Another example of editing Markdown without typing is inserting a link. In Markdown, a link contains the link text between square brackets followed by a URL between parentheses. We support the ctrl+k/cmd+k keyboard shortcut for applying a link to selected text which is familiar to users of Google Docs and many other apps. Here, we take some inspiration from GitHub's Markdown editor, which handles the shortcut by wrapping the selected text in brackets, inserting a pair of empty parentheses after, and places the cursor between the parentheses where you can type or paste your link's URL.
From there, we take it one step further - when you hit enter with the cursor in a link's URL, we advance the cursor to after the link instead of inserting a newline. This means that with a link in your clipboard, you can select text, use ctrl+k/cmd+k to apply a link, ctrl+v/cmd+v to paste the URL, then hit enter to continue typing, just like in Google Docs. The way applying a link modifies the underlying Markdown is subtle and delightful.

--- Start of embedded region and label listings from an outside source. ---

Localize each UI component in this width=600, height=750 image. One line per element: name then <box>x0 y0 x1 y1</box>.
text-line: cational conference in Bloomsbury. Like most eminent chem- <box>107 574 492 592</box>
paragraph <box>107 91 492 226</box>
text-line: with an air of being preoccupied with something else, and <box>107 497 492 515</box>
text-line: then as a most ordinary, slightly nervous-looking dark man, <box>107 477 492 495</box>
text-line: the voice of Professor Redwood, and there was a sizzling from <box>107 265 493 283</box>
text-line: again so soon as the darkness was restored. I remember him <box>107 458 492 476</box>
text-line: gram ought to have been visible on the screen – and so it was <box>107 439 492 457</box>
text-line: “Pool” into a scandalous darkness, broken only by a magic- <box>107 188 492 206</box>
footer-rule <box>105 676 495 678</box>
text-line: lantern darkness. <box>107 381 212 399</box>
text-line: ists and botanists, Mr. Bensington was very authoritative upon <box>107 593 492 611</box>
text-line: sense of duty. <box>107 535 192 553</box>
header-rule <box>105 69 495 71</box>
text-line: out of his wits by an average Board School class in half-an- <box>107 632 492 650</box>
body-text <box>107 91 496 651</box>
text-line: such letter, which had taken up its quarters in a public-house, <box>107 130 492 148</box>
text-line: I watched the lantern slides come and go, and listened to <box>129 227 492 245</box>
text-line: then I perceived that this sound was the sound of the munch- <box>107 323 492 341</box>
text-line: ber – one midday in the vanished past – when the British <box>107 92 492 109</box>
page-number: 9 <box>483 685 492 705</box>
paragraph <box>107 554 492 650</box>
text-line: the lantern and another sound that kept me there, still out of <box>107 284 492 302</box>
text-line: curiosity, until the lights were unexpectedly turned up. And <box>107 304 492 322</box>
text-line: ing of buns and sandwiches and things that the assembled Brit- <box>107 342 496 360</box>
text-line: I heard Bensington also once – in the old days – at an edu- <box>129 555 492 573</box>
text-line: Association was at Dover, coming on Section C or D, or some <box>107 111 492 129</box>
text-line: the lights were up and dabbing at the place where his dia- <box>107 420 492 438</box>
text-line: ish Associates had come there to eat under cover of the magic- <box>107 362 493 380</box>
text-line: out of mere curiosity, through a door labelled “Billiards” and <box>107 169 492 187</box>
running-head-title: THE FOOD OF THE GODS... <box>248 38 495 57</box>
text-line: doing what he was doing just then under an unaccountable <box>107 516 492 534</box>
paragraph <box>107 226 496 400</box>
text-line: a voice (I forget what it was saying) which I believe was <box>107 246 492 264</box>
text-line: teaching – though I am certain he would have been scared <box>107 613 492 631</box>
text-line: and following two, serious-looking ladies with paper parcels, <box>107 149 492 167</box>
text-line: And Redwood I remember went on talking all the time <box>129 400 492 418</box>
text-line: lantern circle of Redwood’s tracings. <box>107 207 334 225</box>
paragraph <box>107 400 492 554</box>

In these cases and more, we'd like users to see the way the Markdown syntax characters are manipulated by toolbar operations and keyboard shortcuts so they can learn Markdown passively. The key to our solution is to not capture characters for sections that contain the cursor. When the cursor is in the text for an inline code section, the backticks that apply the style are rendered so that you can see what you're doing. The section is still styled as inline code and the backticks are rendered in grey font for feedback, but all the cursor positions are distinguishable so edge cases are avoided. Then, when the cursor leaves the section, the backticks are captured, leaving behind nothing but gorgeous, gorgeous rendered Markdown. This solution works similarly to Obsidian which is a source of inspiration for us.
Conclusion
We build our own text editor for Lockbook because that's what it takes to build the best note-taking app. We balance needs of casual users and power users using a design that passively teaches the language, taking inspiration from existing apps.